The Undertones: Hypnotised LP (Sire, 1980)
After my foray into the literary for last week’s staff pick, let’s swing way in the other direction and talk about a classic punk record everyone should know. Saturday was Record Store Day, and as I usually do on Record Store Day, once things calmed down in the shop I went out to buy lunch for the staff. I suggested this spot I like called Vegan Community Kitchen, whose food I love but rarely get to eat because they’re way out in the burbs, completely on the other side of Raleigh from where I live. I figured it would be a good treat for Record Store Day, and that their hearty food—their specialty is vegan kebab—would be satisfying after an intense day of work. The weather on Saturday was great in Raleigh. It had been almost 90 degrees on Friday, but Saturday was cooler, and while the sun wasn’t out, it felt like a relief after the premature heat of the past few days. So as I hit the highway to pick up lunch, I rolled the windows down and dialed up an old favorite to listen to.
I’m sure I don’t have you tell you how great the Undertones are. Everyone knows “Teenage Kicks,” but if you know little beyond that, I strongly urge you to check out their first two albums and all the surrounding singles and b-sides. I’ve always had a particular fondness for Hypnotised, their second album. While the Undertones’ first album has a unique youthful charm that makes it many people’s favorite, I love the slightly more mature version of the Undertones you get on Hypnotised. The band members are still very young, but they play with such confidence and power here, the excellent recording accentuating how precise yet alive their playing is. They were just a great fucking band at this point, and while I’m sure they could have pulled off more complex music, they kept things pretty straightforward. Never ones to show off, the songs on Hypnotised are still the unpretentious pop the Undertones had been writing up to that point, but the Undertones weren’t rubes. The opening track, “More Songs About Chocolate and Girls,” is totally self-aware about where the band was in their career. The chorus articulates exactly why so many bands struggle with their second album: the songs need “a lot less time but a lot more care.” The Undertones crammed Hypnotised full of hits… the title track with its all-time classic chorus, the brilliant slice of life of “My Perfect Cousin,” the gentle psychedelic pop of “Wednesday Week.” Aside from the cover of “Under the Boardwalk,” which I always skip, it’s pretty much nothing but bangers.
That the Undertones become such seasoned and capable musicians feels like a validation of punk’s promise that anyone could do it. Aside from their natural talent, the Undertones didn’t appear to have anything going for them. They were really young, not particularly attractive (apologies to them), and about as far from the cultural center of the British isles as you could be, in a city beset by poverty and brutal political violence. But they made great fucking music, and it took them far.

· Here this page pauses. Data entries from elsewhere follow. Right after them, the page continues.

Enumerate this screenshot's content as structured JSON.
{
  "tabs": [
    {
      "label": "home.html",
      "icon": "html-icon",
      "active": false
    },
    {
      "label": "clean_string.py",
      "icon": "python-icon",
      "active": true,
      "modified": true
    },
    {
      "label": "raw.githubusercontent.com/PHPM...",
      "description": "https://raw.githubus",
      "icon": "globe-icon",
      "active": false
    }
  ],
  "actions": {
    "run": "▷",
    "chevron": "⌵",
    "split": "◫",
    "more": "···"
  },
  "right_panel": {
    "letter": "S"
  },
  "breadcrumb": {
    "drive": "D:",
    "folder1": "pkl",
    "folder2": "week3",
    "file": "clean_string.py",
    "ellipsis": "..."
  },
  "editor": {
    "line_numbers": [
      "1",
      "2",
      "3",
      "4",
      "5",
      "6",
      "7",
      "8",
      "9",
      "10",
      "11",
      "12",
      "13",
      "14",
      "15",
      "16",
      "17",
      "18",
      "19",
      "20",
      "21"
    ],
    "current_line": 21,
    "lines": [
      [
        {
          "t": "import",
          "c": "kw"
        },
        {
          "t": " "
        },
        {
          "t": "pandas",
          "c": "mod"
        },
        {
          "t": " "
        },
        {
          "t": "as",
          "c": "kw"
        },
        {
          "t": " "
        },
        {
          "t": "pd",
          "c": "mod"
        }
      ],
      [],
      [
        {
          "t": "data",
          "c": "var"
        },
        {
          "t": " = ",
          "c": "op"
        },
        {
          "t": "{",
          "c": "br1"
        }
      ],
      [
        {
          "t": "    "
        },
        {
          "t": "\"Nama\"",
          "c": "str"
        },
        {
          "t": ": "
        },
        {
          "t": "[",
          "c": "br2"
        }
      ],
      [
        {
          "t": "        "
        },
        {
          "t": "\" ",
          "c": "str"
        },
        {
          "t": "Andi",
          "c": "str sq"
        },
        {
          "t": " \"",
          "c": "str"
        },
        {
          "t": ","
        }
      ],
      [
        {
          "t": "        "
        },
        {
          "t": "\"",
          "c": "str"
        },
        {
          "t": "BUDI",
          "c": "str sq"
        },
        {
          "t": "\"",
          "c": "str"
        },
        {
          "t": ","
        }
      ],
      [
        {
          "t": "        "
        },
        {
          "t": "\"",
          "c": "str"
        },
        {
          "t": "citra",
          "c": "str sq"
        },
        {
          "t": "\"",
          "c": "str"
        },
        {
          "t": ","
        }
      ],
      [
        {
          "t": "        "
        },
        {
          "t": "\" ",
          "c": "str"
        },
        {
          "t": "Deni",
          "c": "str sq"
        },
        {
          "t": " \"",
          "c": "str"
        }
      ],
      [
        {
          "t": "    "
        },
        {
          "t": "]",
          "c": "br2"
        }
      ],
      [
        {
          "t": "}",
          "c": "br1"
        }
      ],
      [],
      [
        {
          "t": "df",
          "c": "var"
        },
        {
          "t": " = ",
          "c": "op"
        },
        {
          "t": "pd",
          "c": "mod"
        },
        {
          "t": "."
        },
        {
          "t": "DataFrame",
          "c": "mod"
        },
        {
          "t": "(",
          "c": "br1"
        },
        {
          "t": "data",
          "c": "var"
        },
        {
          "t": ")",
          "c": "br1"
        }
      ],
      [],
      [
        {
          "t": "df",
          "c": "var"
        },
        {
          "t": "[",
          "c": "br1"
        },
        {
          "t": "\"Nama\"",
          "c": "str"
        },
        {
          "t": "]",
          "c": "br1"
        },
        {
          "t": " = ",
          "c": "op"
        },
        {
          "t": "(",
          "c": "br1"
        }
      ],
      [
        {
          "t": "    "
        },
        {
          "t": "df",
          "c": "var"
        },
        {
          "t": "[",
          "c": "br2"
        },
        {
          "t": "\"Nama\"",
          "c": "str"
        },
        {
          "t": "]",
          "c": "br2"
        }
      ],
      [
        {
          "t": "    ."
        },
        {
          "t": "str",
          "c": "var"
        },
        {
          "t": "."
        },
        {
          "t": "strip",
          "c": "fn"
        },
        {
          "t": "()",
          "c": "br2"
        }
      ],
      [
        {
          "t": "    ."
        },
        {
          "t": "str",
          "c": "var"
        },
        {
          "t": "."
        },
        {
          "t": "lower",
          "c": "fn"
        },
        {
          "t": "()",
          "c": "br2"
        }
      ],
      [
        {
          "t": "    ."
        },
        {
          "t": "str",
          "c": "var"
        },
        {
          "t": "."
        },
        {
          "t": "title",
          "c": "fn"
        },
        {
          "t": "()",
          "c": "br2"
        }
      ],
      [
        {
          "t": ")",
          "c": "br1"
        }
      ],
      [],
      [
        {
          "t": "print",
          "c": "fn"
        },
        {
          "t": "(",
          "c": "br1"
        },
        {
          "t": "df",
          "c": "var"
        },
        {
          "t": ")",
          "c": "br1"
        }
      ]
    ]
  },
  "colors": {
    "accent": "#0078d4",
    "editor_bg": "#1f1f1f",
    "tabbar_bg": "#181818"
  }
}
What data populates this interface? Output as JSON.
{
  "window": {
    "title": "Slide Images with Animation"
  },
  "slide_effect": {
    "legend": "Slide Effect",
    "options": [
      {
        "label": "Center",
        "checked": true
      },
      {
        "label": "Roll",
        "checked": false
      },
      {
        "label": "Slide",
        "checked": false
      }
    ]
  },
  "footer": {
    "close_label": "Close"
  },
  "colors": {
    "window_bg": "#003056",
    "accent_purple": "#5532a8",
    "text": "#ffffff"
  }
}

And while fame exposes cracks in many bands, success only seemed to hone the Undertones’ songwriting and performance chops. The band would move away from punk on their third and fourth albums, but Hypnotised captures them at this perfect moment when they were still a punk band, but also just a great band full stop. In that respect, Hypnotised reminds me of the Ruts’ The Crack and the Stranglers’ No More Heroes, smart and aggressive punk records made by bands with big-league playing chops captured in good studios with major label recording budgets.
So yeah, if it’s springtime where you live, break out your copy of Hypnotised, take a big breath of fresh air, and blast it as loud as you can.